Хочется снова позвонить Петровскому, снова выслушать, что панику поднимать рано, что надо поискать у друзей, что после ссор часто убегают, что вернётся сам. Петровский у нас следак, ему виднее.
Пропал бы у него его единственный ребёнок, я бы на него посмотрел.
У Петровского даже нет детей, что он может понимать?
Я снова иду в зал, к вычурной полочке, на которой, поверх вышитой гладью и обвязанной крючком салфеточки, затаился телефон. Сам корпус красный, а трубка и диск с цифрами — чёрные. Свернулся, укрылся пружинистым проводом, будто дракон, охраняющий сокровище. Да так в общем-то и есть. Главное-то сокровище — информация! Ну зазвони ты, ну скажи мне чьим-нибудь трескучим до неузнаваемости голосом, что со Стаськой всё в порядке, вот он, зашёл в гости и засиделся, забыл про время!
Телефон молчит.
Я снова перезваниваю Евсеевым, извиняюсь, спрашиваю, нет ли Стаськи. Родители Евсеевых снова заверяют меня, что позвонят, если его увидят. Телефон Гриши молчит — значит, уехали уже на свою дачу, как с утра обещали. Лёвка живёт в аварийном бараке, у него телефона нет. Я раздумываю, стоит ли пойти туда ещё раз, наконец звоню Петровскому.
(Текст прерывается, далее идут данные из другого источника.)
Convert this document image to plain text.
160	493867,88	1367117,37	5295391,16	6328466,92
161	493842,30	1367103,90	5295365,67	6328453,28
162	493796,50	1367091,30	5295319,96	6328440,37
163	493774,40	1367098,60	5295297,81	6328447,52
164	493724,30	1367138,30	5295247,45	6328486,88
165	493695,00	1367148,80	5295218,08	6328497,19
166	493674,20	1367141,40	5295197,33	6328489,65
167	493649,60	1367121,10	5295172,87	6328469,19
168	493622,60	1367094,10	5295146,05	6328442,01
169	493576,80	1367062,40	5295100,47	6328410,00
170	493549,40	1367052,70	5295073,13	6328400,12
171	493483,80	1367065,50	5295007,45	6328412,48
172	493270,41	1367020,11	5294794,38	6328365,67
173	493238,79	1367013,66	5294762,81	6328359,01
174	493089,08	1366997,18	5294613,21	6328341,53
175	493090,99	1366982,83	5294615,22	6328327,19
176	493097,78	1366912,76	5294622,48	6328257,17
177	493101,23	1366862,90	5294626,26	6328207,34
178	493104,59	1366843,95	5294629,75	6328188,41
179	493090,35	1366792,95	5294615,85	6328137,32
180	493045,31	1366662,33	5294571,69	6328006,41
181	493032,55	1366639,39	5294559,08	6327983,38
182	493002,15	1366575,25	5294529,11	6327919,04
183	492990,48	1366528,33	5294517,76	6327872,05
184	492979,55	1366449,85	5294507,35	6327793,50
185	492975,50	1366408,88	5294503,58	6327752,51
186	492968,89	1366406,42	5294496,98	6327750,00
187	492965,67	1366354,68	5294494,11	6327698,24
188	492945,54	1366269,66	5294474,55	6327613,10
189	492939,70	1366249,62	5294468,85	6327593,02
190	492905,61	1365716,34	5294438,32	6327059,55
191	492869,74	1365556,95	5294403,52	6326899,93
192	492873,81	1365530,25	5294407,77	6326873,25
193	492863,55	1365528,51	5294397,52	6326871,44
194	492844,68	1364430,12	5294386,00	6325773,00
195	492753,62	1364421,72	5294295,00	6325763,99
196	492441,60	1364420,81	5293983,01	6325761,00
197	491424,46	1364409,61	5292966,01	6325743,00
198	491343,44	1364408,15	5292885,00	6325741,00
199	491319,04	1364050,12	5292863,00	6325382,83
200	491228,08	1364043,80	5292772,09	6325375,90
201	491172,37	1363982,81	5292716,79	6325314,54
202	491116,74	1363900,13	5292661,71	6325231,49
— Жди дома, — советует он. — Как вернётся, не налетай, а то опять сбежит.
Петровский держит меня за идиота.
Да я и есть идиот! Не был бы идиотом — не стал бы пороть. Кулаками споры не решаются, это мне ещё отец говорил. А я бы его сейчас поправил. Не кулаками, а насилием в принципе.
— Ну, ты там хоть приглядись, — прошу я, — пока будешь патрулировать улицы…
Всё представление о работе Петровского, которое я имею, собрано из фильмов, причём в основном американских.
Петровский фыркает, но обещает:
— Пригляжусь.
Наверное, он всё-таки не разъезжает с мигалкой по улицам, не делает внушения расфуфыренным проституткам, не заказывает в кафешках пончики и огромные стаканы кофе и не рыдает раз в неделю над убитым напарником. Наверное, он сидит в захламлённом кабинетике с кактусом на подоконнике и заполняет бесконечные отчёты. Но он приглядится, иначе бы не обещал.
Я аккуратно кладу трубку обратно, трижды перепроверяю, что она легла ровно, и терзаю себя уверенностью, что Стаська наверняка пытался дозвониться мне ровно в эти две минуты, пока телефон был занят.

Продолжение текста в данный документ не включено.